Ask HN: Is what Google doing truly unethical? - Octokat
The past few years have seen a rise in chants against Google&#x27;s practices and its violation of privacy. But the way I see it, no company dealing with large amounts of data ever wants to let go of any data they can capture. That&#x27;s how systems learn. More data = more context (usually). I do agree that algorithms can be more efficient and steps should be taken to plug hacks and data leaks, but here&#x27;s mt question to you: Is it hoarding data that is considered wrong (even though it&#x27;s used to improve one&#x27;s digital experience)? If yes, how else would a company like Google create what they have now? If no, what is?
======
mimixco
For me, what's unethical about Google's behavior is that they have mislead
people about what they do with it. They've used dark patterns in their UI to
keep people from opting out. And they've turned over data to police and
governments voluntarily without warrants.

------
jason_zig
It's tough to say for sure what they are currently manipulating about your
experience because they have so many vectors they can use. But I think the
issue is that the amount of data they are collecting goes beyond the "lets
improve the experience" argument. For example google "reads" all of your
gmail[0]. They might want to do this for better targeted advertising which
isn't nefarious (though it does exchange your privacy for the sake of their
bottom line), but I think you or me would prefer they didn't in favor of less
precise advertising. Same goes for your search results.

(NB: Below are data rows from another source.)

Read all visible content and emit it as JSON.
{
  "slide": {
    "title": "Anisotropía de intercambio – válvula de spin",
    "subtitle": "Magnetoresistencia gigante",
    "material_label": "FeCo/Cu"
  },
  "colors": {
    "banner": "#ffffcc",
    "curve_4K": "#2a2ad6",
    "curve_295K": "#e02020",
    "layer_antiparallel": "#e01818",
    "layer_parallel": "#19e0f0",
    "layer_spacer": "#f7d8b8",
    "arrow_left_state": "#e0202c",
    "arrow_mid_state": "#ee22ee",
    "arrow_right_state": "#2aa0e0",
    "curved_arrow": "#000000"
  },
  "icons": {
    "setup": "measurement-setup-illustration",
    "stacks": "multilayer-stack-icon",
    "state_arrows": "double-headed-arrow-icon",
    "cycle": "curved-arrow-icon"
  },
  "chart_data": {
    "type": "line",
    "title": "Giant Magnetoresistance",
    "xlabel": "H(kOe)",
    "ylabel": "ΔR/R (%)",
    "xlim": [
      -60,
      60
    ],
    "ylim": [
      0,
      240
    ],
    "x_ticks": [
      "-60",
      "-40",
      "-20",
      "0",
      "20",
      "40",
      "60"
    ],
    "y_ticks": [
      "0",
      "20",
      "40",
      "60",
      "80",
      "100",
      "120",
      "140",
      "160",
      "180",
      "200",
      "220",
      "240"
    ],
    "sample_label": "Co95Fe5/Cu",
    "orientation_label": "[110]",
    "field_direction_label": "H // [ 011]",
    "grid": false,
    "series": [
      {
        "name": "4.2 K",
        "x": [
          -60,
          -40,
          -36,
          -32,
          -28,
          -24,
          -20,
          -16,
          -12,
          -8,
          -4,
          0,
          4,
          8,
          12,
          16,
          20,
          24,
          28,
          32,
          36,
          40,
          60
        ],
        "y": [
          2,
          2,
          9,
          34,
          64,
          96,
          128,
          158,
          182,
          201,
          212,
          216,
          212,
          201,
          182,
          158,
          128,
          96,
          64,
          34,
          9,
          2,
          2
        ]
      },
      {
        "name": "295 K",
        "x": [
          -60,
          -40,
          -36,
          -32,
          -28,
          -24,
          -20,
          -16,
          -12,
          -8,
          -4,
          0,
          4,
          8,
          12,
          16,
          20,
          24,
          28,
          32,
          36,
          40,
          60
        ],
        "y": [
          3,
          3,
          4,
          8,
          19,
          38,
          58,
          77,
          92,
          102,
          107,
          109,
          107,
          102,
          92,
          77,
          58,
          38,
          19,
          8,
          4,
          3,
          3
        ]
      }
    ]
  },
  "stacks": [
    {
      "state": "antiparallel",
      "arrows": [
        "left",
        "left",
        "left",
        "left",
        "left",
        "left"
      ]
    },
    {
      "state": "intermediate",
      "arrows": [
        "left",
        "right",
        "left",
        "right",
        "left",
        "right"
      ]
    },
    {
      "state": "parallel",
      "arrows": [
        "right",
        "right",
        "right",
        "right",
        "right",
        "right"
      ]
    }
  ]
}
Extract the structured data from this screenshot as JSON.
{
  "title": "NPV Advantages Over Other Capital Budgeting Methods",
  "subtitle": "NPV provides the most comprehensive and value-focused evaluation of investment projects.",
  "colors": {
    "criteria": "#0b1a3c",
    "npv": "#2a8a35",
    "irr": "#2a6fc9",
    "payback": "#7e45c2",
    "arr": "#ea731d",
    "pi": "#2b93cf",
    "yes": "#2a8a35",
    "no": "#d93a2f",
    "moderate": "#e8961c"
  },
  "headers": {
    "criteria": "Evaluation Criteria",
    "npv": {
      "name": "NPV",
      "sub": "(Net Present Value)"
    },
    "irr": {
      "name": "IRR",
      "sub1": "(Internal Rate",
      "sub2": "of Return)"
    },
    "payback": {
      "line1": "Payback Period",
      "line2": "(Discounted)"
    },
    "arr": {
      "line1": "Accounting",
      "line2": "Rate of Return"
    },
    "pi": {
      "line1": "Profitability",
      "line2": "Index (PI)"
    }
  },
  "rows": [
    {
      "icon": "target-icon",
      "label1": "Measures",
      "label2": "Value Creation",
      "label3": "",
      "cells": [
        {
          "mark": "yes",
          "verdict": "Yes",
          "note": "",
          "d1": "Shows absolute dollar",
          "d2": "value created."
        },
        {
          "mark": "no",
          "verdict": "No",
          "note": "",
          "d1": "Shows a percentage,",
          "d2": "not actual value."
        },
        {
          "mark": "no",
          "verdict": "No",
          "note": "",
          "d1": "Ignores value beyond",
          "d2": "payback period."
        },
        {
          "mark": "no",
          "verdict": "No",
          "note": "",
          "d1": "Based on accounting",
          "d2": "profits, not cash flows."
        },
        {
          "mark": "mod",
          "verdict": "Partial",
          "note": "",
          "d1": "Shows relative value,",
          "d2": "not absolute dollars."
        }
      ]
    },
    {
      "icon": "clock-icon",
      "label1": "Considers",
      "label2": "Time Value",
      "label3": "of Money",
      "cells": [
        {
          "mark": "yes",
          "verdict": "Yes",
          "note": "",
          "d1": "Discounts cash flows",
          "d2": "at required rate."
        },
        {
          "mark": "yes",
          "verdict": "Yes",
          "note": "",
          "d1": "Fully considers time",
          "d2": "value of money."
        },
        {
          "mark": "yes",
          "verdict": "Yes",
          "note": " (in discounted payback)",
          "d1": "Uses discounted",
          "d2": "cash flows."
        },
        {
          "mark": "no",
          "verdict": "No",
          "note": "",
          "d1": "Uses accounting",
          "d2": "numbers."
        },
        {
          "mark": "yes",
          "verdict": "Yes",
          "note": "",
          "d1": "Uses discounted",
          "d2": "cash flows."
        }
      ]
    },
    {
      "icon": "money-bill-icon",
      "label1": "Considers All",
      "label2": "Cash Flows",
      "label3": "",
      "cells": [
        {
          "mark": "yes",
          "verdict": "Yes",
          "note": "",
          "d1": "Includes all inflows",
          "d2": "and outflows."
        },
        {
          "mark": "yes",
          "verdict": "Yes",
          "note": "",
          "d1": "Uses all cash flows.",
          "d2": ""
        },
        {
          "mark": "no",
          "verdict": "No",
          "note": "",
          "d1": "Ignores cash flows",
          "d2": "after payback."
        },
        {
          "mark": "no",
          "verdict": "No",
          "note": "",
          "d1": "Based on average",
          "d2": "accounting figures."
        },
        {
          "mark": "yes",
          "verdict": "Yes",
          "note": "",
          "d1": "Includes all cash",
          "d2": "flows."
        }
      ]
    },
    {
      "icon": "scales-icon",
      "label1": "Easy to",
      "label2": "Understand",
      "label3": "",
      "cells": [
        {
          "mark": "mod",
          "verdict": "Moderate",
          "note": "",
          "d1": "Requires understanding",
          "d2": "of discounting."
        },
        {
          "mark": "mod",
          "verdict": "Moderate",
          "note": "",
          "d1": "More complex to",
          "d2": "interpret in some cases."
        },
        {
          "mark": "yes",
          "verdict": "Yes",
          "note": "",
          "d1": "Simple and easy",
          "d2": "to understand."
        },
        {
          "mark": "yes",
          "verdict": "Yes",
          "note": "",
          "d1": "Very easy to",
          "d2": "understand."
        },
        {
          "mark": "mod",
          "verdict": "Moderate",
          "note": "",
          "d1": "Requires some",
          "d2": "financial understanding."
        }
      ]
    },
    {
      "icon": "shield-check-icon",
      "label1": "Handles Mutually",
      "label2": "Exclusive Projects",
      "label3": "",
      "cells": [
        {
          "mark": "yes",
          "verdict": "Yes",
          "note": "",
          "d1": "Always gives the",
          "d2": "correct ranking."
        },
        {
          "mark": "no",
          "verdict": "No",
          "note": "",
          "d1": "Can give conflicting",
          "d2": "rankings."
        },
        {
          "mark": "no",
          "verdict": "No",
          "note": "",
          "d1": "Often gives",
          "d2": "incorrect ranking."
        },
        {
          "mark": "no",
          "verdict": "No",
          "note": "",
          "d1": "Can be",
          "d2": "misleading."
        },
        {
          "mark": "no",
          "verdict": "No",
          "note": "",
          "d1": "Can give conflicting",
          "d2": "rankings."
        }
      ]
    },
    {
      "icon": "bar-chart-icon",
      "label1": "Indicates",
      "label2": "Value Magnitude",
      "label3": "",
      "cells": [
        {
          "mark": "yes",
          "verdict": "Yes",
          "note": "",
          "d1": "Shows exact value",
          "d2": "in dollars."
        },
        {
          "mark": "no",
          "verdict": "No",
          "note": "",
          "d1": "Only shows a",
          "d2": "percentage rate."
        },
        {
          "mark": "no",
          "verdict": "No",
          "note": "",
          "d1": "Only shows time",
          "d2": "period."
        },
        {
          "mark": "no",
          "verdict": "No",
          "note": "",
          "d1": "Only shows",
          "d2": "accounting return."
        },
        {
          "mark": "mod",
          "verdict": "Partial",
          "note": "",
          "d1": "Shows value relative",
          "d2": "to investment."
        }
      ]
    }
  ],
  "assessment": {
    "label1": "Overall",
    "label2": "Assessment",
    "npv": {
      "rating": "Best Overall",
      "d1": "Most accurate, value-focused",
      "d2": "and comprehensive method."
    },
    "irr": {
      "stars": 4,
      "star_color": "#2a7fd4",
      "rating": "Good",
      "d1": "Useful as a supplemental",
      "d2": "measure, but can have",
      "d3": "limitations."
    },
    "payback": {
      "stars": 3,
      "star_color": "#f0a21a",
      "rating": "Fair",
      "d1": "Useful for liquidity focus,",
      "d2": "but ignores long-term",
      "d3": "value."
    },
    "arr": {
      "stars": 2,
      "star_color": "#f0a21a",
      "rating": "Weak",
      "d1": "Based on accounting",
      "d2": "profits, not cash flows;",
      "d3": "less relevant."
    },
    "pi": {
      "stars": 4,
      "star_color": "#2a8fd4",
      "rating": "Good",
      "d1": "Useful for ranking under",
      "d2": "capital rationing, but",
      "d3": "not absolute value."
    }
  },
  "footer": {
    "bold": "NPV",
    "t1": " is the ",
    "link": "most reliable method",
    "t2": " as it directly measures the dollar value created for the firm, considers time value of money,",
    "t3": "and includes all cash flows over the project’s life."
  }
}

True they have the right to use your data since you used their apps, but as
far as search/email goes I don't think it's too far off to suggest you don't
have that many alternatives- and you probably don't have any reasonable
alternatives that don't read your emails or track your search. In situations
like this I think a lot of people would prefer their government step in and
have a large amount of oversight into their business practices so thats
probably where all the sentiment is coming from.

[0] [https://www.makeuseof.com/tag/google-third-party-apps-
read-g...](https://www.makeuseof.com/tag/google-third-party-apps-read-gmail/)

------
user87109
There is NO anonymity online. That's a fact. Data hoarding leads to behavioral
profiling and centralizing behavioral profiles side by side leads to profile
scoring. It's inevitable. Will it be abused for profit? Without laws, yes.
Will laws be there in time to prevent the unethical abuse? We will see.